Stine and his trusty dummy.Įvery Thursday night is family sharing night at the Kramers and Amy can’t stand it! She’s not talented like her older sister Sara, the great painter, and she’s not a goofball like her little brother Jed. Goosebumps was the perfect institution to learn such a thing and there was no better teacher on staff to share the chilling curriculum than Mr. I may have been afraid of Slappy, but out of the slew of iconic terrors the show had the ability to enlist, there was no denying that there was none other than this particular ventriloquist dummy that I was more excited to see made real.Īnd as I settled in with a mixture of anxiety, excitement and pride, it seemed that watching something scary was about a great deal more than being afraid. And again I felt that jolt of excitement that only a show bringing my favorite books to life could conjure. His mouth hung open in a grin and his eyes stared forward, not dead, not alive but somewhere in between.Īll too soon, I thought, those eyes would be on my screen.

The cover featured Slappy, sitting lopsided at the edge of a bed beside two stuffed animals looking rather unnerved.

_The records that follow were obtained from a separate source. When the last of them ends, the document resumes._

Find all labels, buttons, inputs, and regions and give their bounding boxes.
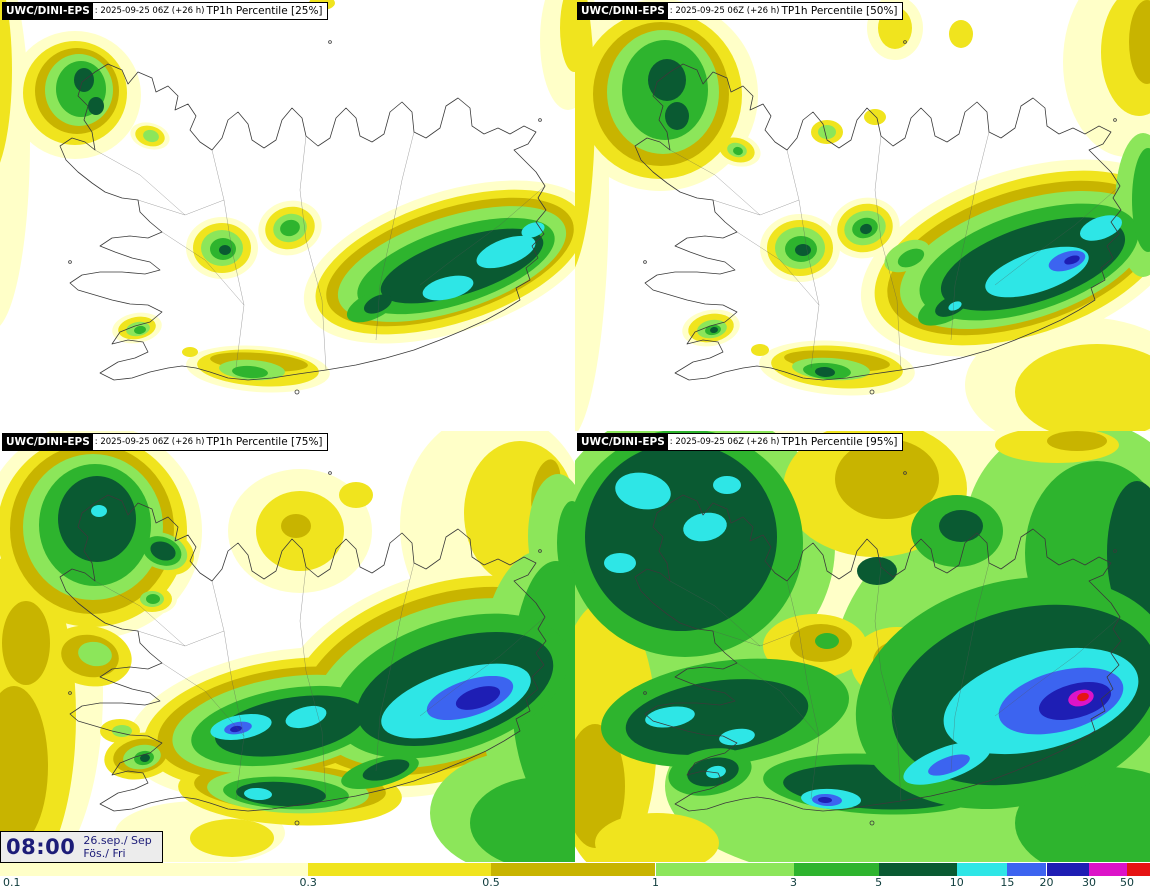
valid-time-box: 08:00 26.sep./ Sep Fös./ Fri xyxy=(0,831,163,863)
colorbar-segment xyxy=(655,863,794,876)
colorbar-tick-label: 50 xyxy=(1120,876,1134,889)
product-name: TP1h Percentile [25%] xyxy=(206,5,323,17)
colorbar-segment xyxy=(793,863,879,876)
precipitation-map-p25 xyxy=(0,0,575,395)
colorbar-tick-label: 0.1 xyxy=(3,876,21,889)
run-info: : 2025-09-25 06Z (+26 h) xyxy=(669,437,780,447)
colorbar-segment xyxy=(1046,863,1090,876)
panel-title-p75: UWC/DINI-EPS : 2025-09-25 06Z (+26 h) TP… xyxy=(2,433,328,451)
map-panel-p50: UWC/DINI-EPS : 2025-09-25 06Z (+26 h) TP… xyxy=(575,0,1150,431)
precipitation-map-p75 xyxy=(0,431,575,862)
run-info: : 2025-09-25 06Z (+26 h) xyxy=(669,6,780,16)
precipitation-map-p95 xyxy=(575,431,1150,862)
colorbar-tick-label: 0.3 xyxy=(299,876,317,889)
colorbar-segment xyxy=(878,863,957,876)
colorbar-labels: 0.1 0.3 0.5 1 3 5 10 15 20 30 50 xyxy=(0,876,1150,891)
model-name: UWC/DINI-EPS xyxy=(3,434,93,450)
colorbar-tick-label: 15 xyxy=(1000,876,1015,889)
colorbar-tick-label: 30 xyxy=(1082,876,1097,889)
colorbar-tick-label: 20 xyxy=(1039,876,1054,889)
colorbar-segment xyxy=(956,863,1008,876)
panel-title-p50: UWC/DINI-EPS : 2025-09-25 06Z (+26 h) TP… xyxy=(577,2,903,20)
map-grid: UWC/DINI-EPS : 2025-09-25 06Z (+26 h) TP… xyxy=(0,0,1150,862)
colorbar xyxy=(0,863,1150,876)
colorbar-tick-label: 0.5 xyxy=(482,876,500,889)
run-info: : 2025-09-25 06Z (+26 h) xyxy=(94,6,205,16)
run-info: : 2025-09-25 06Z (+26 h) xyxy=(94,437,205,447)
map-panel-p25: UWC/DINI-EPS : 2025-09-25 06Z (+26 h) TP… xyxy=(0,0,575,431)
precipitation-map-p50 xyxy=(575,0,1150,431)
valid-date: 26.sep./ Sep xyxy=(83,834,152,847)
model-name: UWC/DINI-EPS xyxy=(3,3,93,19)
product-name: TP1h Percentile [75%] xyxy=(206,436,323,448)
legend-footer: 0.1 0.3 0.5 1 3 5 10 15 20 30 50 xyxy=(0,863,1150,891)
model-name: UWC/DINI-EPS xyxy=(578,434,668,450)
colorbar-segment xyxy=(1127,863,1150,876)
colorbar-segment xyxy=(491,863,656,876)
valid-time: 08:00 xyxy=(6,835,76,859)
product-name: TP1h Percentile [50%] xyxy=(781,5,898,17)
model-name: UWC/DINI-EPS xyxy=(578,3,668,19)
product-name: TP1h Percentile [95%] xyxy=(781,436,898,448)
panel-title-p95: UWC/DINI-EPS : 2025-09-25 06Z (+26 h) TP… xyxy=(577,433,903,451)
colorbar-segment xyxy=(1007,863,1047,876)
colorbar-tick-label: 1 xyxy=(652,876,659,889)
colorbar-segment xyxy=(1089,863,1127,876)
map-panel-p75: UWC/DINI-EPS : 2025-09-25 06Z (+26 h) TP… xyxy=(0,431,575,862)
valid-day: Fös./ Fri xyxy=(83,847,126,860)
panel-title-p25: UWC/DINI-EPS : 2025-09-25 06Z (+26 h) TP… xyxy=(2,2,328,20)
valid-date-wrap: 26.sep./ Sep Fös./ Fri xyxy=(83,834,151,860)
map-panel-p95: UWC/DINI-EPS : 2025-09-25 06Z (+26 h) TP… xyxy=(575,431,1150,862)
colorbar-tick-label: 10 xyxy=(949,876,964,889)
colorbar-segment xyxy=(308,863,492,876)
colorbar-segment xyxy=(0,863,309,876)
colorbar-tick-label: 3 xyxy=(790,876,797,889)
colorbar-tick-label: 5 xyxy=(875,876,883,889)
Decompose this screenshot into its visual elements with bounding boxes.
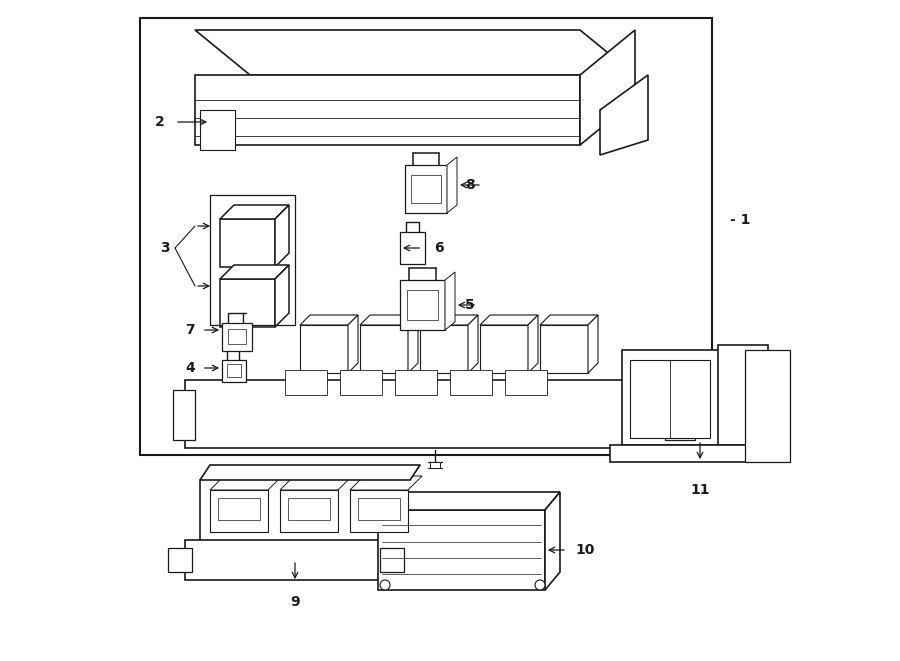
Polygon shape (408, 315, 418, 373)
Polygon shape (228, 329, 246, 344)
Text: - 1: - 1 (730, 213, 751, 227)
Polygon shape (220, 265, 289, 279)
Text: 2: 2 (155, 115, 165, 129)
Polygon shape (218, 498, 260, 520)
Polygon shape (528, 315, 538, 373)
Text: 9: 9 (290, 595, 300, 609)
Polygon shape (360, 325, 408, 373)
Polygon shape (173, 390, 195, 440)
Polygon shape (580, 30, 635, 145)
Polygon shape (540, 315, 598, 325)
Polygon shape (300, 315, 358, 325)
Polygon shape (275, 265, 289, 327)
Polygon shape (411, 175, 441, 204)
Text: 6: 6 (434, 241, 444, 255)
Circle shape (535, 580, 545, 590)
Polygon shape (280, 490, 338, 532)
Polygon shape (400, 280, 445, 330)
Polygon shape (222, 360, 246, 382)
Polygon shape (630, 360, 710, 438)
Polygon shape (718, 345, 768, 445)
Circle shape (380, 580, 390, 590)
Polygon shape (210, 490, 268, 532)
Polygon shape (450, 370, 492, 395)
Polygon shape (340, 370, 382, 395)
Text: 8: 8 (465, 178, 475, 192)
Polygon shape (505, 370, 547, 395)
Polygon shape (420, 315, 478, 325)
Polygon shape (445, 272, 455, 330)
Polygon shape (480, 315, 538, 325)
Polygon shape (200, 465, 420, 480)
Polygon shape (385, 522, 405, 580)
Polygon shape (185, 540, 385, 580)
Polygon shape (222, 323, 252, 351)
Text: 5: 5 (465, 298, 475, 312)
Polygon shape (540, 325, 588, 373)
Polygon shape (407, 290, 438, 320)
Text: 10: 10 (575, 543, 594, 557)
Polygon shape (195, 75, 580, 145)
Text: 7: 7 (185, 323, 194, 337)
Polygon shape (210, 476, 282, 490)
Polygon shape (300, 325, 348, 373)
Polygon shape (227, 364, 241, 377)
Polygon shape (168, 548, 192, 572)
Polygon shape (220, 205, 289, 219)
Text: 4: 4 (185, 361, 195, 375)
Polygon shape (430, 462, 440, 468)
Polygon shape (600, 75, 648, 155)
Polygon shape (140, 18, 712, 455)
Polygon shape (378, 492, 560, 510)
Polygon shape (545, 492, 560, 590)
Polygon shape (285, 370, 327, 395)
Polygon shape (220, 279, 275, 327)
Polygon shape (280, 476, 352, 490)
Polygon shape (665, 390, 695, 440)
Polygon shape (220, 219, 275, 267)
Polygon shape (378, 510, 545, 590)
Polygon shape (185, 380, 685, 448)
Polygon shape (588, 315, 598, 373)
Text: 11: 11 (690, 483, 710, 497)
Polygon shape (288, 498, 330, 520)
Polygon shape (447, 157, 457, 213)
Polygon shape (348, 315, 358, 373)
Text: 3: 3 (160, 241, 170, 255)
Polygon shape (480, 325, 528, 373)
Polygon shape (360, 315, 418, 325)
Polygon shape (200, 110, 235, 150)
Polygon shape (405, 165, 447, 213)
Polygon shape (350, 490, 408, 532)
Polygon shape (395, 370, 437, 395)
Polygon shape (350, 476, 422, 490)
Polygon shape (380, 548, 404, 572)
Polygon shape (400, 232, 425, 264)
Polygon shape (195, 30, 635, 75)
Polygon shape (610, 445, 778, 462)
Polygon shape (468, 315, 478, 373)
Polygon shape (420, 325, 468, 373)
Polygon shape (745, 350, 790, 462)
Polygon shape (275, 205, 289, 267)
Polygon shape (358, 498, 400, 520)
Polygon shape (622, 350, 762, 445)
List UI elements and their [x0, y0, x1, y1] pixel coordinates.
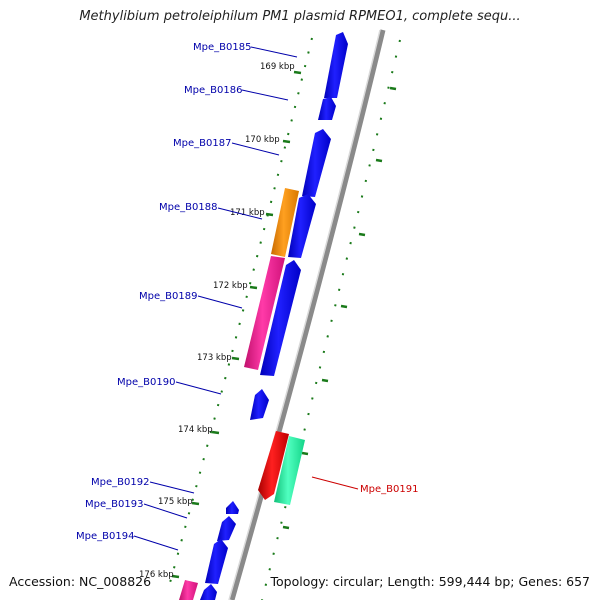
ruler-tick [293, 70, 302, 75]
gene-label-mpe-b0185[interactable]: Mpe_B0185 [193, 42, 251, 53]
outer-tick [321, 378, 329, 383]
ruler-tick [191, 501, 200, 506]
outer-ring-ticks [282, 86, 397, 530]
outer-tick [375, 158, 383, 163]
outer-tick [340, 304, 348, 309]
ruler-label: 169 kbp [260, 62, 295, 72]
leader-line-mpe-b0185 [250, 46, 298, 58]
ruler-label: 173 kbp [197, 353, 232, 363]
gene-arrow-mpe-b0186[interactable] [318, 97, 336, 120]
gene-label-mpe-b0189[interactable]: Mpe_B0189 [139, 291, 197, 302]
gene-block-mpe-b0188[interactable] [271, 188, 299, 257]
backbone-shadow [228, 29, 381, 600]
ruler-tick [265, 212, 274, 217]
ruler-tick [211, 430, 220, 435]
accession-text: Accession: NC_008826 [9, 574, 152, 589]
gene-label-mpe-b0194[interactable]: Mpe_B0194 [76, 531, 134, 542]
gene-label-mpe-b0188[interactable]: Mpe_B0188 [159, 202, 217, 213]
leader-line-mpe-b0191 [311, 476, 359, 490]
ruler-label: 171 kbp [230, 208, 265, 218]
gene-label-mpe-b0192[interactable]: Mpe_B0192 [91, 477, 149, 488]
outer-tick [282, 525, 290, 530]
gene-label-mpe-b0193[interactable]: Mpe_B0193 [85, 499, 143, 510]
gene-arrow-mpe-b0193[interactable] [217, 516, 236, 541]
gene-arrow-mpe-b0189-blue[interactable] [260, 260, 301, 376]
leader-line-mpe-b0189 [197, 295, 243, 309]
ruler-label: 174 kbp [178, 425, 213, 435]
map-title: Methylibium petroleiphilum PM1 plasmid R… [79, 9, 521, 24]
ruler-ticks [171, 70, 302, 579]
leader-line-mpe-b0194 [133, 535, 179, 551]
ruler-tick [171, 574, 180, 579]
topology-summary: Topology: circular; Length: 599,444 bp; … [270, 574, 591, 589]
gene-arrow-mpe-b0187[interactable] [302, 129, 331, 197]
gene-block-lower-pink[interactable] [179, 580, 198, 600]
gene-label-mpe-b0191[interactable]: Mpe_B0191 [360, 484, 418, 495]
ruler-label: 170 kbp [245, 135, 280, 145]
gene-arrow-mpe-b0190[interactable] [250, 389, 269, 420]
leader-line-mpe-b0190 [175, 381, 222, 395]
outer-tick [358, 232, 366, 237]
gene-arrow-mpe-b0188-blue[interactable] [288, 194, 316, 258]
leader-line-mpe-b0192 [149, 481, 195, 494]
ruler-tick [282, 139, 291, 144]
backbone [229, 29, 386, 600]
ruler-label: 175 kbp [158, 497, 193, 507]
leader-line-mpe-b0186 [241, 89, 289, 101]
ruler-tick [231, 356, 240, 361]
gene-label-mpe-b0190[interactable]: Mpe_B0190 [117, 377, 175, 388]
outer-tick [301, 451, 309, 456]
leader-line-mpe-b0187 [231, 142, 280, 156]
outer-tick [389, 86, 397, 91]
ruler-tick [249, 285, 258, 290]
ruler-label: 172 kbp [213, 281, 248, 291]
gene-arrow-mpe-b0185[interactable] [324, 32, 348, 98]
gene-arrow-mpe-b0194[interactable] [205, 539, 228, 584]
gene-block-mpe-b0191-green[interactable] [274, 436, 305, 505]
gene-label-mpe-b0187[interactable]: Mpe_B0187 [173, 138, 231, 149]
gene-arrow-extra[interactable] [200, 584, 217, 600]
gene-label-mpe-b0186[interactable]: Mpe_B0186 [184, 85, 242, 96]
leader-line-mpe-b0193 [143, 503, 188, 519]
gene-block-mpe-b0189[interactable] [244, 256, 285, 370]
ruler-ring [167, 37, 313, 591]
gene-block-mpe-b0191-red[interactable] [258, 431, 289, 500]
ruler-label: 176 kbp [139, 570, 174, 580]
gene-arrow-mpe-b0192[interactable] [226, 501, 239, 514]
leader-line-mpe-b0188 [217, 207, 263, 220]
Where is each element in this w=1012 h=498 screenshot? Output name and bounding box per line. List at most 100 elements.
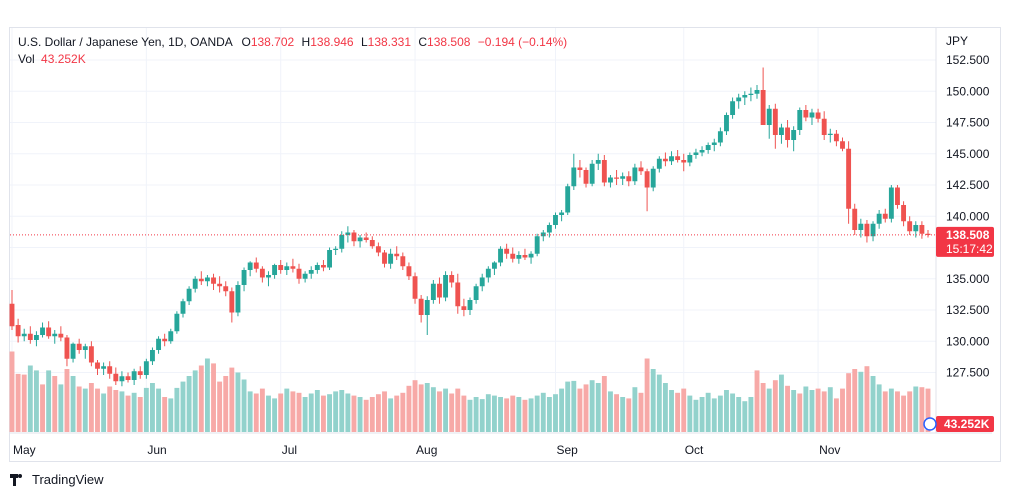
volume-bar <box>516 397 521 432</box>
volume-bar <box>455 389 460 432</box>
candle-body <box>895 188 900 206</box>
candle-body <box>443 275 448 298</box>
candle-body <box>901 205 906 221</box>
volume-bar <box>724 390 729 432</box>
volume-bar <box>358 397 363 432</box>
volume-bar <box>101 394 106 433</box>
candle-body <box>162 339 167 342</box>
volume-bar <box>901 396 906 432</box>
candle-body <box>767 109 772 125</box>
volume-bar <box>474 397 479 432</box>
candle-body <box>107 366 112 374</box>
candle-body <box>400 256 405 266</box>
candle-body <box>858 224 863 230</box>
time-tick-label: Aug <box>416 443 437 457</box>
candle-body <box>480 278 485 287</box>
candle-body <box>199 279 204 282</box>
volume-bar <box>687 396 692 432</box>
time-axis[interactable]: May Jun Jul Aug Sep Oct Nov <box>10 433 992 457</box>
volume-bar <box>822 391 827 432</box>
candle-body <box>584 170 589 184</box>
volume-bar <box>553 394 558 432</box>
close-label: C <box>418 35 427 49</box>
candle-body <box>278 265 283 270</box>
volume-bar <box>107 387 112 433</box>
volume-bar <box>425 383 430 432</box>
volume-bar <box>883 391 888 432</box>
time-tick-label: Nov <box>819 443 840 457</box>
footer[interactable]: TradingView <box>10 472 104 487</box>
candle-body <box>333 249 338 250</box>
volume-bar <box>498 397 503 432</box>
candle-body <box>803 110 808 118</box>
candle-body <box>486 269 491 278</box>
volume-bar <box>565 382 570 432</box>
candle-body <box>907 221 912 231</box>
volume-bar <box>113 390 118 432</box>
candle-body <box>406 266 411 276</box>
candle-body <box>382 253 387 264</box>
volume-bar <box>547 397 552 432</box>
candle-body <box>193 279 198 289</box>
volume-bar <box>718 396 723 432</box>
candle-body <box>266 275 271 278</box>
candle-body <box>559 213 564 216</box>
volume-bar <box>828 387 833 432</box>
candle-body <box>785 128 790 141</box>
volume-bar <box>242 380 247 433</box>
volume-bar <box>83 389 88 432</box>
candle-body <box>840 141 845 149</box>
volume-bar <box>858 372 863 432</box>
volume-bar <box>559 389 564 432</box>
volume-bar <box>675 393 680 432</box>
volume-bar <box>461 396 466 432</box>
volume-bar <box>700 397 705 432</box>
candle-body <box>846 149 851 209</box>
candle-body <box>700 150 705 153</box>
volume-bar <box>254 394 259 433</box>
volume-bar <box>889 389 894 432</box>
volume-bar <box>223 376 228 432</box>
candle-body <box>394 254 399 257</box>
volume-bar <box>748 397 753 432</box>
volume-bar <box>71 376 76 432</box>
volume-bar <box>877 384 882 432</box>
candle-body <box>602 160 607 183</box>
volume-bar <box>284 389 289 432</box>
candle-body <box>28 334 33 340</box>
candle-body <box>736 98 741 102</box>
volume-bar <box>58 384 63 432</box>
volume-bar <box>77 387 82 433</box>
volume-bar <box>89 383 94 432</box>
candle-body <box>40 328 45 336</box>
candle-body <box>755 90 760 94</box>
candle-body <box>468 300 473 310</box>
candle-body <box>663 159 668 162</box>
candle-body <box>437 284 442 298</box>
candle-body <box>889 188 894 219</box>
volume-bar <box>590 380 595 432</box>
candle-body <box>22 334 27 337</box>
volume-legend: Vol 43.252K <box>18 52 86 66</box>
candle-body <box>211 278 216 284</box>
volume-bar <box>913 387 918 433</box>
volume-bar <box>694 400 699 432</box>
volume-bar <box>645 359 650 433</box>
volume-bar <box>669 390 674 432</box>
tradingview-logo-icon <box>10 474 28 486</box>
candle-body <box>834 134 839 142</box>
candle-body <box>864 224 869 237</box>
volume-bar <box>10 352 15 433</box>
volume-bar <box>303 397 308 432</box>
candle-body <box>510 254 515 259</box>
candle-body <box>504 249 509 254</box>
volume-bar <box>400 393 405 432</box>
candle-body <box>449 275 454 283</box>
volume-bar <box>492 396 497 432</box>
candle-body <box>657 159 662 169</box>
candle-body <box>645 171 650 187</box>
candle-body <box>425 300 430 315</box>
candle-body <box>523 255 528 258</box>
candle-body <box>706 145 711 150</box>
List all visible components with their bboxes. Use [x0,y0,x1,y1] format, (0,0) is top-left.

As the title appeared in the trademark white Goosebumps font on the screen, I eyed the book of the same name sitting beside me, its lettering bathed in pink and green as though what had at one time been cute had skewed sickly and wrong. Stine unleashed his mass of pages into the blustery wind around him.
Beware the night book tv#
Of course, as I had every Friday night, still I found myself sitting squarely in front of the TV as the credits faded into a start and R.L. Could I handle it? Could I look on as a living dummy sprung to life in the night and worked his terrible will against a kid around my age, undermining not only her closest relationships’ belief in her but her belief in herself? The episode would be one of the first and only that I questioned my resolve to watch. The book puts and keeps Slappy at the forefront, serving as a far better establishing narrative for the dummy than the original might have to the unfamiliar, a choice that would ultimately help to codify the villain’s status in Goosebumps canon long term. Wood featuring Slappy as more of a supporting player, the show opted to use Night of the Living Dummy II to introduce the live action dummy to the world. But rather than adapt his first printed outing with Night of the Living Dummy, a book that revolves around a dummy called Mr. It did not take long for Slappy to show up in the first season of Goosebumps, only three months into the series’ initial run. All the while I wondered how they might ever escape Slappy’s plans to enslave them, controlling their actions with the knowledge that no adult would ever believe a kid’s claim that the real culprit was a dummy all along. Still, the thought failed to keep my nerves in check as I read about the evil dummy’s mischievous deeds and the poor kids being blamed for his actions. Still, I was drawn to Slappy’s story, feeling that when contained to the page, I would be protected from it somehow in a way that wasn’t the case were I watching it play out on TV. Having been traumatized by clips of Child’s Play (1988) at an early age, I was already predisposed to petrification by the hands of dolls big or small, so the thought of an otherworldly animated ventriloquist dummy had me in shivers well before I ever opened the book. He’s a wise-cracking, prank-prone and rather well dressed dummy who is far more intelligent than his empty wooden head might suggest, and with two books under his belt and a third on the way, it was only natural that Slappy the ventriloquist doll would finally make his way to the screen in 1996.
Beware the night book series#
The series adaptation later aired on Friday, Janu(runtime: 22 minutes).ĭespite its iconic cavalcade of creepers, crawlers and creatures which almost always go bump in the night, there is one formidable foe who consistently stands atop the swollen hoard of Goosebumps scoundrels. Night of the Living Dummy II was originally p ublished in May 1995 (Spine #31).